The PhaseVocoder allows for time expansion/compression and pitch shifting of audio. The general process involves analyzing input audio and placing it into two different categories: transient components and sinusoidal components. An audio transient is usually a higher amplitude, short-duration percusive sound occurring at the onset of audio such as a drum hit or musical note (more info on transient detection here). Frequently, audio with more sinusoidal components follows the transient. The PhaseVocoder works by preserving the transient and stretching or compressing the phase of the sinusoidal components of the input audio.
Time Expansion Example
The waveform and spectrogram below is that of the first 70 milliseconds of a bass drum. A wave file of this audio can be found here. In the waveform, note how the first few milliseconds of audio has an irregular shape and then the waveform follows a sinusoidal shape.
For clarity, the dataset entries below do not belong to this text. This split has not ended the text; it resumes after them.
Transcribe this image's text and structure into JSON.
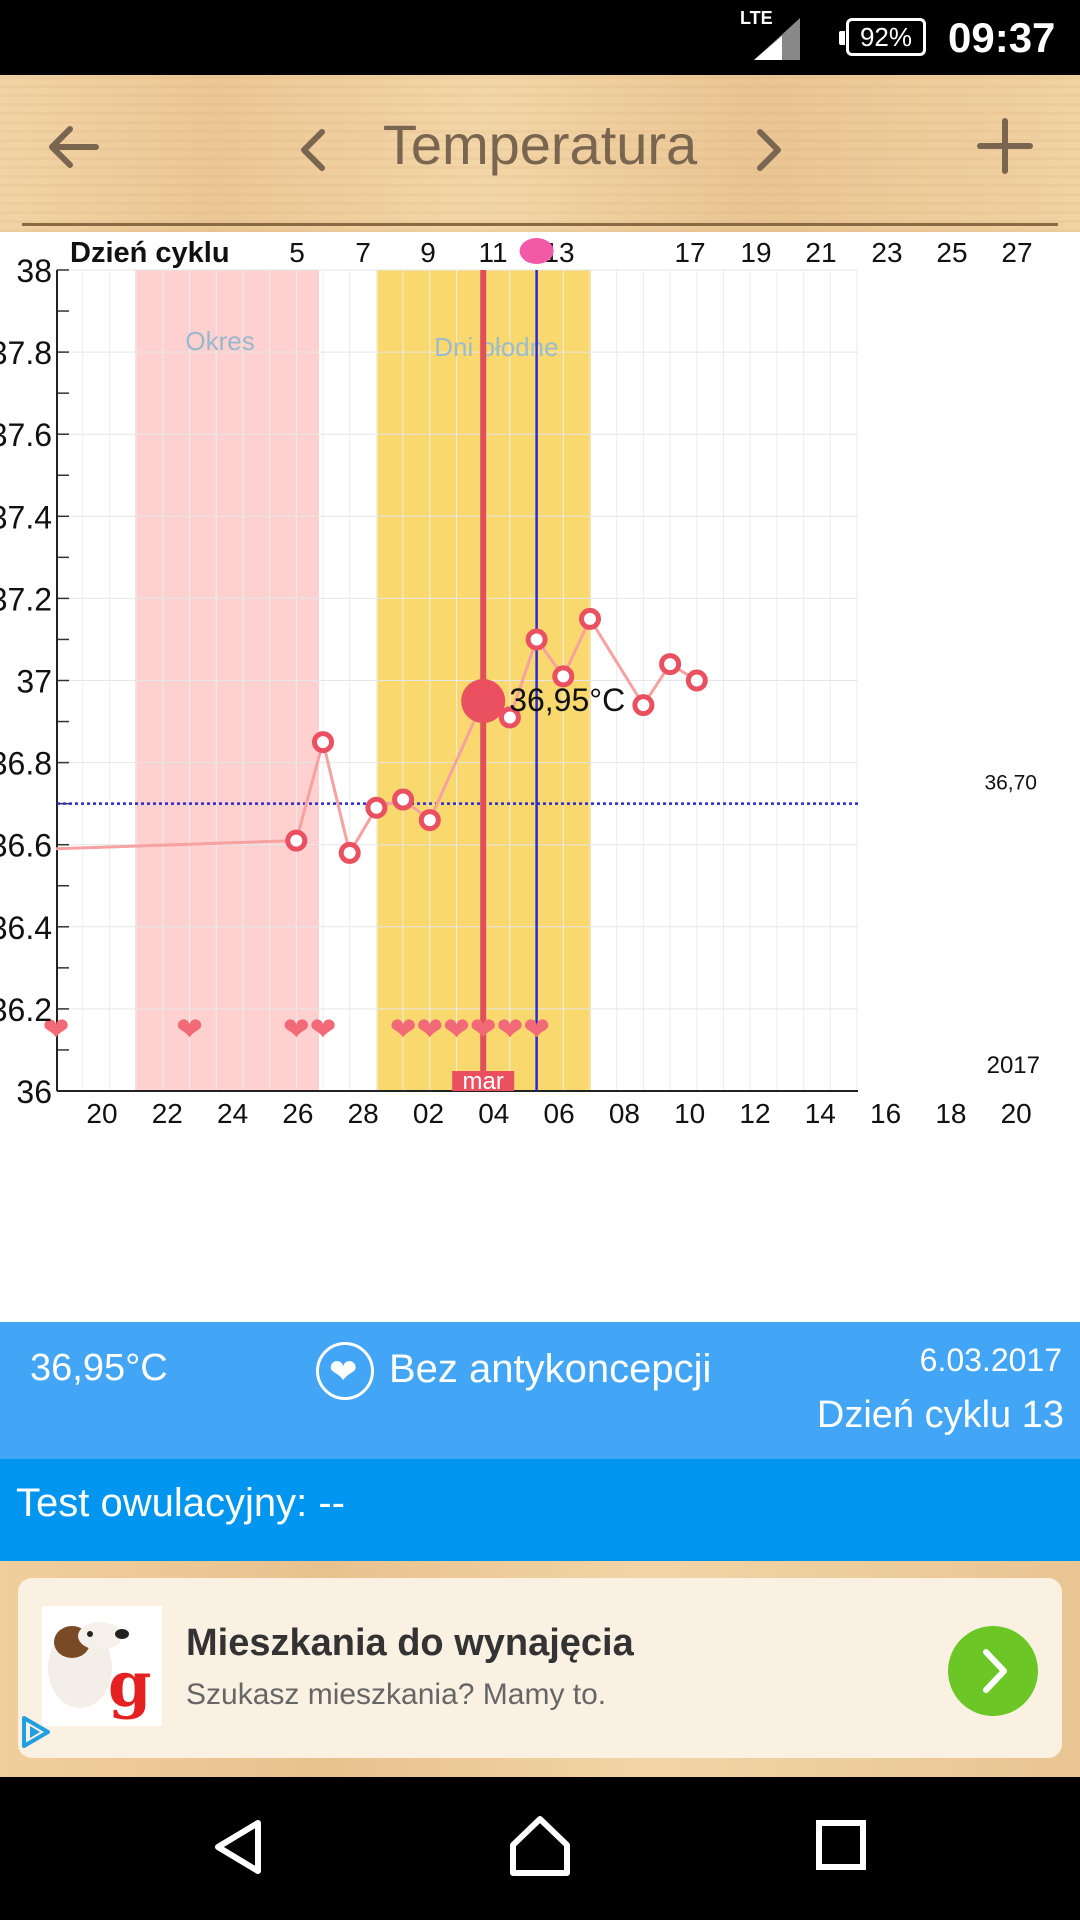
{
  "status_bar": {
    "network": "LTE",
    "battery": "92%",
    "time": "09:37"
  },
  "toolbar": {
    "title": "Temperatura",
    "back_icon": "arrow-left-icon",
    "prev_icon": "chevron-left-icon",
    "next_icon": "chevron-right-icon",
    "add_icon": "plus-icon"
  },
  "chart_data": {
    "type": "line",
    "top_axis_label": "Dzień cyklu",
    "cycle_ticks": [
      "5",
      "7",
      "9",
      "11",
      "13",
      "17",
      "19",
      "21",
      "23",
      "25",
      "27"
    ],
    "y_ticks": [
      "38",
      "37.8",
      "37.6",
      "37.4",
      "37.2",
      "37",
      "36.8",
      "36.6",
      "36.4",
      "36.2",
      "36"
    ],
    "ylim": [
      36,
      38
    ],
    "x_ticks": [
      "20",
      "22",
      "24",
      "26",
      "28",
      "02",
      "04",
      "06",
      "08",
      "10",
      "12",
      "14",
      "16",
      "18",
      "20"
    ],
    "month_label": "mar",
    "year_label": "2017",
    "period_label": "Okres",
    "fertile_label": "Dni płodne",
    "coverline": {
      "value": 36.7,
      "label": "36,70"
    },
    "selected": {
      "day": 16,
      "value": 36.95,
      "label": "36,95°C"
    },
    "ovulation_day": 18,
    "series": [
      {
        "values": [
          {
            "day": 0,
            "temp": 36.59
          },
          {
            "day": 9,
            "temp": 36.61
          },
          {
            "day": 10,
            "temp": 36.85
          },
          {
            "day": 11,
            "temp": 36.58
          },
          {
            "day": 12,
            "temp": 36.69
          },
          {
            "day": 13,
            "temp": 36.71
          },
          {
            "day": 14,
            "temp": 36.66
          },
          {
            "day": 16,
            "temp": 36.95
          },
          {
            "day": 17,
            "temp": 36.91
          },
          {
            "day": 18,
            "temp": 37.1
          },
          {
            "day": 19,
            "temp": 37.01
          },
          {
            "day": 20,
            "temp": 37.15
          },
          {
            "day": 22,
            "temp": 36.94
          },
          {
            "day": 23,
            "temp": 37.04
          },
          {
            "day": 24,
            "temp": 37.0
          }
        ]
      }
    ],
    "intercourse_days": [
      0,
      5,
      9,
      10,
      13,
      14,
      15,
      16,
      17,
      18
    ],
    "period_range": [
      3,
      8
    ],
    "fertile_range": [
      12,
      19
    ],
    "colors": {
      "line": "#f7a1a1",
      "marker": "#ea5060",
      "period": "#ffd0d0",
      "fertile": "#f9d86e",
      "today_line": "#e0505a",
      "ovulation_line": "#2a2ad0",
      "coverline": "#2a2ad0"
    }
  },
  "info": {
    "temperature": "36,95°C",
    "contraception": "Bez antykoncepcji",
    "date": "6.03.2017",
    "cycle_day": "Dzień cyklu 13",
    "heart_icon": "heart-icon"
  },
  "ovulation_test": {
    "label": "Test owulacyjny: --"
  },
  "ad": {
    "title": "Mieszkania do wynajęcia",
    "subtitle": "Szukasz mieszkania? Mamy to.",
    "logo_letter": "g"
  },
  "colors": {
    "info_bg": "#42a5f5",
    "ovulation_bg": "#0095ee",
    "ad_button": "#6cc726"
  }
}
Similarly, in the spectrogram below, note how the first few milliseconds of audio has strong amounts of energy across nearly the entire spectrum of 0 to 8,000 Hz before concentrating at specific lower frequencies.
The entire waveform of the bass drum can be seen below. After the initial transient, the audio continues uninterrupted for the entire 1.66 seconds. In other words, no other transients occur aside from the initial transient.
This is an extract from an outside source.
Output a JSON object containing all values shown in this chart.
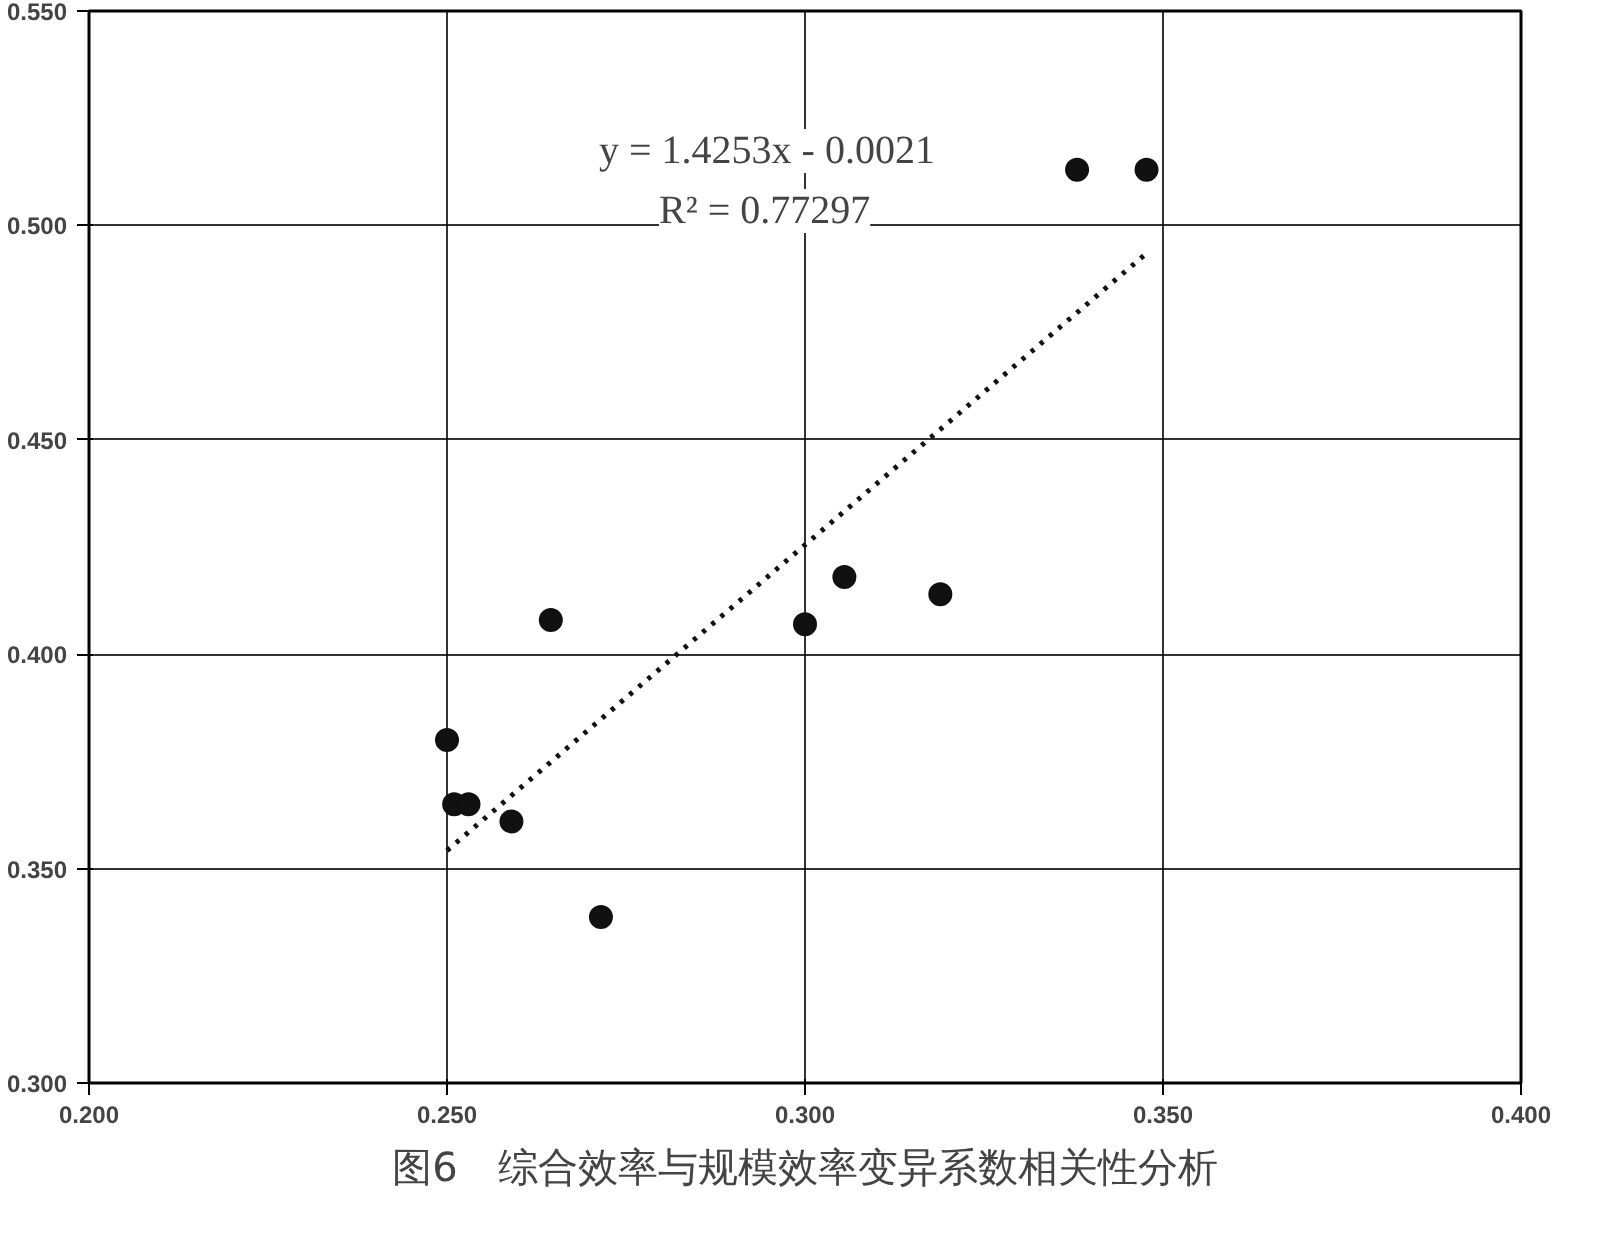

In order to apply time expansion or compression to the input audio, without degrading audio quality, the PhaseVocoder first preserves the transient section. The PhaseVocoder then takes small windows of the audio following the transient, adjusts the phase of the window in the frequency domain, before taking the inverse Fourier transform and writing the window to the output audio. The following is an oversimplification but should give you a general idea of how the process works:
Pitch Shifting
Shifting the pitch of audio without changing its length is done using a resampler in conjunction with the phase vocoding technique described above.
The key to understanding pitch shifting is to understand that playing audio back at different sample rates adjusts the pitch of the audio. For example, if you have audio of a C2 piano note (65.41 Hz) recorded at 44.1 KHz, playing back the audio at twice the sample rate (88.2 KHz) will result in a C3 piano note (130.81 Hz), effectively adjusting the pitch up by an octave.
Similarly, playing back the audio at half the sample rate (22.05 KHz) will result in a C1 piano note (32.70 Hz). These examples are shown below. Take note of the values above the waveform on the x-axis. These are in units of seconds.
A C2 piano note recorded at 44.1 KHz two seconds in durations:
The C2 piano note recorded at 44.1 KHz but played back at 88.2 KHz results in a pitch shift up by one octave to C3. Note the duration of the audio is cut in half to one second:
The C2 piano note recorded at 44.1 KHz but played back at 22.05 KHz results in a pitch shift down one octave to C1. Note the duration of the audio is doubled to four seconds:
As shown above, pitch shifting can be accomplished by adjusting sample rates. However, this results in the length of the input audio being extended or reduced. This is where the PhaseVocoder's phase vocoding abilities come in. Often in audio editing and production you'll want the note to remain a constant time length as the pitch is adjusted. The same phase vocoding technique explained earlier in this document is applied to the resampled audio to accomplish this.